Except that a) she very clear is NOT "flung" to the ground, b) she very clearly is not "stomped", and c) it is very clearly not on the head. I challenge you to go get the video, right now, and look at it. The woman is trying to push forward, trying to get near Rand Paul so that she can embarrass him somehow, and is confronted by Rand Paul volunteers. She is grabbed by Paul’s defenders, one of whom loses his balance and drags her to the ground. If you said she was "wrestled" to the ground it would still be inaccurate, because this would still imply that someone intended for her to be put to the ground, which does not seem to be the case. But that’s a judgment call, and if you said she was wrestled to the ground, I wouldn’t argue with you. But saying she is "flung" to the ground is clearly and absolutely not what happened.
"Stomped"? Stomped, really? Judgment call, I guess. "Stomped", I think, usually means that the foot is brought down with maximum force so as to deliver a blow, usually repeatedly. Stand up, lift your left leg, slam it to the ground. That’s a stomp. Lift your left leg, lower it so that it is in contact with something, and then push down; push down hard. Is that really a stomp? Go watch the video.
And, point three, it’s very obviously her shoulder that is being pushed down, not her head.
Now, here comes the part where some jackass will say that I am "defending" the stomper. I’m not ‘defending" him in any way, shape or form. When a woman is wrestled to the ground in a crowd, you help her up--whether you like her politics or not.
I’m defending integrity in journalism. People think that sportswriters are second-class journalists who write emotionally and exaggerate things so that they seem important. Suppose that a sportswriter said that the ball was drilled to the second baseman, and fired to the shortstop covering second for a double play, only the video clearly showed that the ball was grounded to second and flipped backhand to the shortstop, and there was no out on the play. The sportswriter would get fired, right? Maybe he wouldn’t, but. . .he ought to be.

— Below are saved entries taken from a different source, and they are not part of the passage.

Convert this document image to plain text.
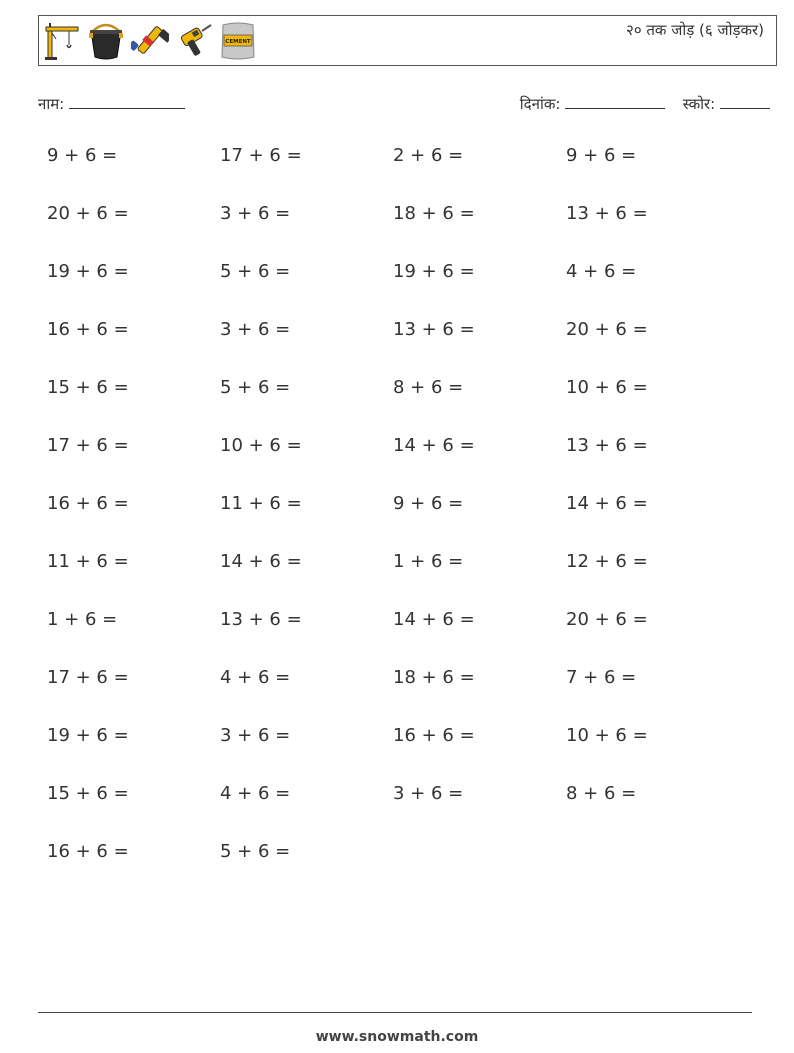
CEMENT
२० तक जोड़ (६ जोड़कर)
नाम:	दिनांक:	स्कोर:
9 + 6 =	17 + 6 =	2 + 6 =	9 + 6 =
20 + 6 =	3 + 6 =	18 + 6 =	13 + 6 =
19 + 6 =	5 + 6 =	19 + 6 =	4 + 6 =
16 + 6 =	3 + 6 =	13 + 6 =	20 + 6 =
15 + 6 =	5 + 6 =	8 + 6 =	10 + 6 =
17 + 6 =	10 + 6 =	14 + 6 =	13 + 6 =
16 + 6 =	11 + 6 =	9 + 6 =	14 + 6 =
11 + 6 =	14 + 6 =	1 + 6 =	12 + 6 =
1 + 6 =	13 + 6 =	14 + 6 =	20 + 6 =
17 + 6 =	4 + 6 =	18 + 6 =	7 + 6 =
19 + 6 =	3 + 6 =	16 + 6 =	10 + 6 =
15 + 6 =	4 + 6 =	3 + 6 =	8 + 6 =
16 + 6 =	5 + 6 =
www.snowmath.com
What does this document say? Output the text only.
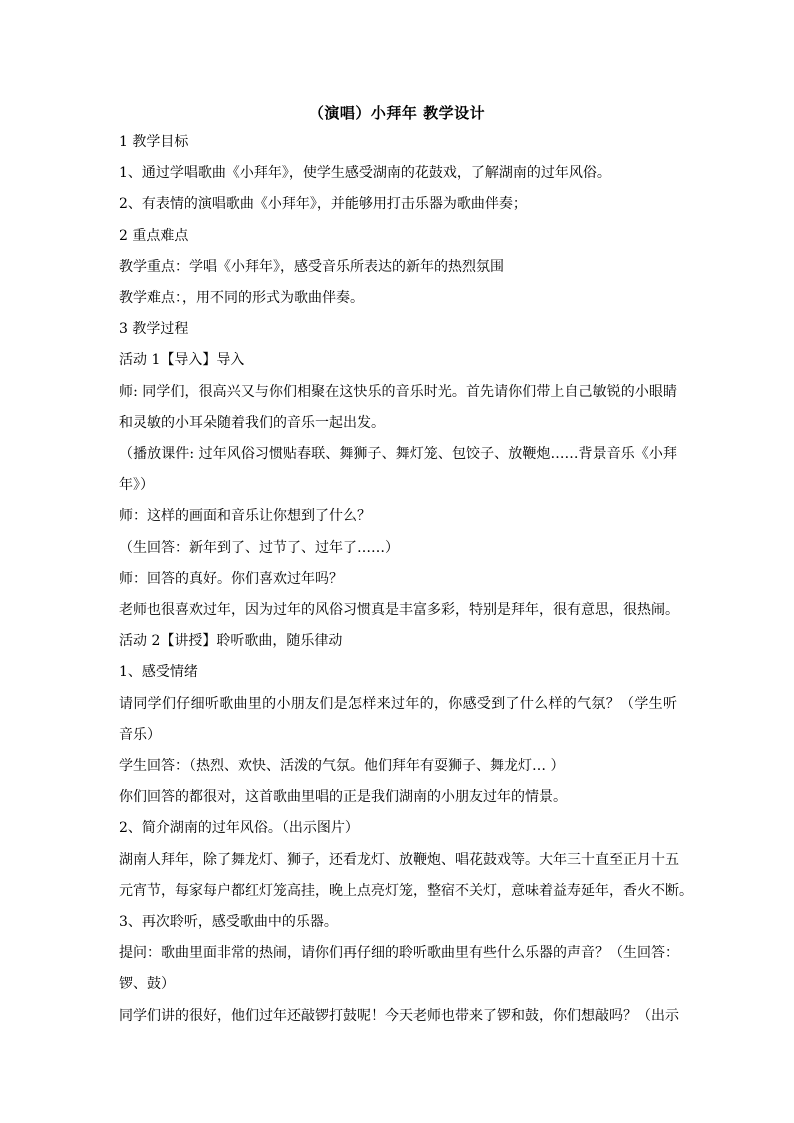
（演唱）小拜年 教学设计

1 教学目标

1、通过学唱歌曲《小拜年》，使学生感受湖南的花鼓戏，了解湖南的过年风俗。

2、有表情的演唱歌曲《小拜年》，并能够用打击乐器为歌曲伴奏；

2 重点难点

教学重点：学唱《小拜年》，感受音乐所表达的新年的热烈氛围

教学难点：，用不同的形式为歌曲伴奏。

3 教学过程

活动 1【导入】导入

师: 同学们，很高兴又与你们相聚在这快乐的音乐时光。首先请你们带上自己敏锐的小眼睛

和灵敏的小耳朵随着我们的音乐一起出发。

（播放课件: 过年风俗习惯贴春联、舞狮子、舞灯笼、包饺子、放鞭炮……背景音乐《小拜

年》）

师：这样的画面和音乐让你想到了什么？

（生回答：新年到了、过节了、过年了……）

师：回答的真好。你们喜欢过年吗？

老师也很喜欢过年，因为过年的风俗习惯真是丰富多彩，特别是拜年，很有意思，很热闹。

活动 2【讲授】聆听歌曲，随乐律动

1、感受情绪

请同学们仔细听歌曲里的小朋友们是怎样来过年的，你感受到了什么样的气氛？（学生听

音乐）

学生回答：（热烈、欢快、活泼的气氛。他们拜年有耍狮子、舞龙灯… ）

你们回答的都很对，这首歌曲里唱的正是我们湖南的小朋友过年的情景。

2、简介湖南的过年风俗。（出示图片）

湖南人拜年，除了舞龙灯、狮子，还看龙灯、放鞭炮、唱花鼓戏等。大年三十直至正月十五

元宵节，每家每户都红灯笼高挂，晚上点亮灯笼，整宿不关灯，意味着益寿延年，香火不断。

3、再次聆听，感受歌曲中的乐器。

提问：歌曲里面非常的热闹，请你们再仔细的聆听歌曲里有些什么乐器的声音？（生回答：

锣、鼓）

同学们讲的很好，他们过年还敲锣打鼓呢！今天老师也带来了锣和鼓，你们想敲吗？（出示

But sports, because they are not really important, are objectively reported. Politics, because the people who write about politics are so convinced of the urgency of what they are saying, are reported on constantly in passionate terms that bluntly ignore the objective facts well documented by easily available video.
Simon is pretending to argue for lowering the temperature of the debate, but he is doing so by childish exaggerations of an emotional incident—and the only people who will be criticized for that will be those of us who try to point out that what he is saying is not actually what happened.
Here’s how we can fix politics in America, in one sentence.
Anybody and everybody who says that that woman was stomped on the head should have been fired.